Assim, em Cuarón o plano-sequência não é mais o lugar meditativo da epifania, mas da coreografia e da excitação. Já era assim na estética montanha-russa de Gravidade (2013), filme que chegou a ser celebrado por meia-dúzia de críticos ansiosos em saudar, num gesto iconoclasta hedonista e moribundo, o “fim da profundidade”. Mas quando a abstração do espaço dá lugar a um tema social, como em Roma, fica evidente a verdadeira estatura de Cuarón como cineasta. Sua “saída pelo espetáculo”, repleta de malabarismos visuais, cria excitação e nos entretém durante a projeção. Mas, uma vez que essa espetacularização pauta indistintamente a concepção de toda e cada cena, ela termina por se revelar em alguns momentos francamente ridícula (a cena do treino dos samurais) ou mesmo dramaticamente equivocada (a banda passando ao lado da mãe chorosa com a partida do pai). Nos melhores casos, a insistência no plano-sequência cria aflição e agonia, como na cena do bebê natimorto ou na supracitada sequência da praia. O fato é que, no cinema contemporâneo de festivais internacionais, o plano-sequência parece ter se tornado o lugar por excelência da agonia. O que nos faz perceber que o que separa Cuarón de um Gaspar Noé ou de um Cristian Mungiu é, no fundo, apenas um certo bom gosto.

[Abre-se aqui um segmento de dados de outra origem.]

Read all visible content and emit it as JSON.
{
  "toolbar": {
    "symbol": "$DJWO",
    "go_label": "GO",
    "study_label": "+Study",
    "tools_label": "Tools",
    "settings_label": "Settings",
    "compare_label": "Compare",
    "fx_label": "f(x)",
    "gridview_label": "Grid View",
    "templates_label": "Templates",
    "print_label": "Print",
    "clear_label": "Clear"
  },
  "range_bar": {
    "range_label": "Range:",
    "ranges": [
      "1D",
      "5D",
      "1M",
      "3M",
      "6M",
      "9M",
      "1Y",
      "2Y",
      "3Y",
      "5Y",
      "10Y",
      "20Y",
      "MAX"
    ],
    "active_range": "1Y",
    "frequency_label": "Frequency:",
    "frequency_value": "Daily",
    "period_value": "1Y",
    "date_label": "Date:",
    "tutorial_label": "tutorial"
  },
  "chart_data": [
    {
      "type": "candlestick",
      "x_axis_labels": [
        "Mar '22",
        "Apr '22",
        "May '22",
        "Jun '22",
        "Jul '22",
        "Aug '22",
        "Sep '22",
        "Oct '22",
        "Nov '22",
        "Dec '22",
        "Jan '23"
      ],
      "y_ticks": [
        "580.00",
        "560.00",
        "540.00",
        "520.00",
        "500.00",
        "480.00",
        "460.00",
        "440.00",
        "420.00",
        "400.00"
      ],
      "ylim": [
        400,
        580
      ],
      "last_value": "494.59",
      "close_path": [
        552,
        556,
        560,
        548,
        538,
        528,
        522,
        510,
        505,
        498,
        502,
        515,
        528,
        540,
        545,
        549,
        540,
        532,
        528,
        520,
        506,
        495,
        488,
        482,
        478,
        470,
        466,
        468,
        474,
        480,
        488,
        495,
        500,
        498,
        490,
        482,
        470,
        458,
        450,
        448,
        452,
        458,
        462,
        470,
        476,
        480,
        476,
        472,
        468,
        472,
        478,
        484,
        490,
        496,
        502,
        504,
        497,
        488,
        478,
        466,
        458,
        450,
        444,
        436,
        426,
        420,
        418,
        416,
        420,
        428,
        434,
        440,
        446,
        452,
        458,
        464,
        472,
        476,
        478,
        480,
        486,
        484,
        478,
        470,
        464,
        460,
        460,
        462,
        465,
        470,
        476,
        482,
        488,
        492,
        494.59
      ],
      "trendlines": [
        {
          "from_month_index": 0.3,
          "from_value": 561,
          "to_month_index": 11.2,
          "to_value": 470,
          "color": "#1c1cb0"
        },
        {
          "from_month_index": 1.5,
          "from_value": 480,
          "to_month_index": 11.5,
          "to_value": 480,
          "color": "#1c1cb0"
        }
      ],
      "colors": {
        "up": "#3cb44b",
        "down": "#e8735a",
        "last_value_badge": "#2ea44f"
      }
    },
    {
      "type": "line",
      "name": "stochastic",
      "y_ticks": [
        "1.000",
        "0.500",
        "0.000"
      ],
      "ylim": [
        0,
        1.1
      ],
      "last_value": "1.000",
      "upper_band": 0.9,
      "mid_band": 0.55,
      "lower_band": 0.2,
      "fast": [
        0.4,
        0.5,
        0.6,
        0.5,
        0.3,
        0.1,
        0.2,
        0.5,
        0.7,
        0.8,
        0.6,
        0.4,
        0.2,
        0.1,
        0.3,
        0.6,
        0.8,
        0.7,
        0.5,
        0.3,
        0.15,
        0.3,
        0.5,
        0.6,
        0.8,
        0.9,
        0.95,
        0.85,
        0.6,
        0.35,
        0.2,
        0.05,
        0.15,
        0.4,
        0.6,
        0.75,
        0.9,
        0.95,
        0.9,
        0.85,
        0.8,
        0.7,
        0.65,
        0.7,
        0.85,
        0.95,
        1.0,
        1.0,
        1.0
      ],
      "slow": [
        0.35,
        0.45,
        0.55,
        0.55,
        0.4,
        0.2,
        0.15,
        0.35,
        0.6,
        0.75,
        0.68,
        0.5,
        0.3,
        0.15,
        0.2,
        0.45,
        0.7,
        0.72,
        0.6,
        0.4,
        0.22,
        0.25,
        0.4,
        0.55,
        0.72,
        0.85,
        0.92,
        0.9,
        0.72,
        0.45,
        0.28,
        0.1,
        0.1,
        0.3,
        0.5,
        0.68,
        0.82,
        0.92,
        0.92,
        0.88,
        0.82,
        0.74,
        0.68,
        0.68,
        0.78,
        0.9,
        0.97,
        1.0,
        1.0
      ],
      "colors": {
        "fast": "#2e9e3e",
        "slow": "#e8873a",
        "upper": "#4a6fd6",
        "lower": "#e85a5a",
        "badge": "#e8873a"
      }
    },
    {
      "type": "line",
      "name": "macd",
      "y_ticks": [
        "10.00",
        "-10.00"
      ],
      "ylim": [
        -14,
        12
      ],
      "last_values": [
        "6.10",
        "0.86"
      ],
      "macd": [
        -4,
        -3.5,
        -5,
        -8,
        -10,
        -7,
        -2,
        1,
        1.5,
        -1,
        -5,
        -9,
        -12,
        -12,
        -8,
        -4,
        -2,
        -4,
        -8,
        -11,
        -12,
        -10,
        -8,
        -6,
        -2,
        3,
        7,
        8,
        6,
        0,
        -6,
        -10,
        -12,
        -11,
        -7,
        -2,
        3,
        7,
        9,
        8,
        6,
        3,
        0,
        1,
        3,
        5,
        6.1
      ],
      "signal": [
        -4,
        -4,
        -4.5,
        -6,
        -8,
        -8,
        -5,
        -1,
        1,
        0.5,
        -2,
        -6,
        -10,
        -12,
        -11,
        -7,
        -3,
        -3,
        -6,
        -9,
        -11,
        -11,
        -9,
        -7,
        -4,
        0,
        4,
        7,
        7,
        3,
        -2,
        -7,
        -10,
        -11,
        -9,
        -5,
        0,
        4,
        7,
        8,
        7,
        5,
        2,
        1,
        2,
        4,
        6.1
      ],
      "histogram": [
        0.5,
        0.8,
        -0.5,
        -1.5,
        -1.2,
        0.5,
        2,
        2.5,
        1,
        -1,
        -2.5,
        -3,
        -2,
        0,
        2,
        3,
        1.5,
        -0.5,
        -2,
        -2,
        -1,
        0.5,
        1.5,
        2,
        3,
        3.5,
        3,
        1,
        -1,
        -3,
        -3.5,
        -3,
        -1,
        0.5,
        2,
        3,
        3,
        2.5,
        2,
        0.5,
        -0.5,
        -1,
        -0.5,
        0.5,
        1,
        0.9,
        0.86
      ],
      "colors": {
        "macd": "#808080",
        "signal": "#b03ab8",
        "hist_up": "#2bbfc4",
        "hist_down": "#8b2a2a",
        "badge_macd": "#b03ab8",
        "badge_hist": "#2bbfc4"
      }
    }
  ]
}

À parte os momentos de agonia, Roma observa tudo com um distanciamento blasé, como peças decorativas de um cenário de luxo. Não resta a menor dúvida de que, se o ponto de vista do filme se ancora em alguma coisa, esse algo é, não um personagem em particular, mas a própria casa, assumindo o ponto de vista burguês em sua forma mais reificada. Nesse processo de reificação pela visualidade, a câmera parece sempre apaixonada por si mesma, por sua habilidade em criar truques visuais. É um espetáculo que se pretende total, mas que permanece limitado ao campo do visível, a um acesso demasiado exterior da realidade. A espetacularização tentará forçar esse visível a seus limites. Mas, uma vez que não conseguem sugerir nenhuma complexidade interior nem aprofundar-se em nada, as imagens de Roma se limitam a nos excitar e nos encantar. Elas são apenas imagens, que desvanecem tão logo a projeção é terminada.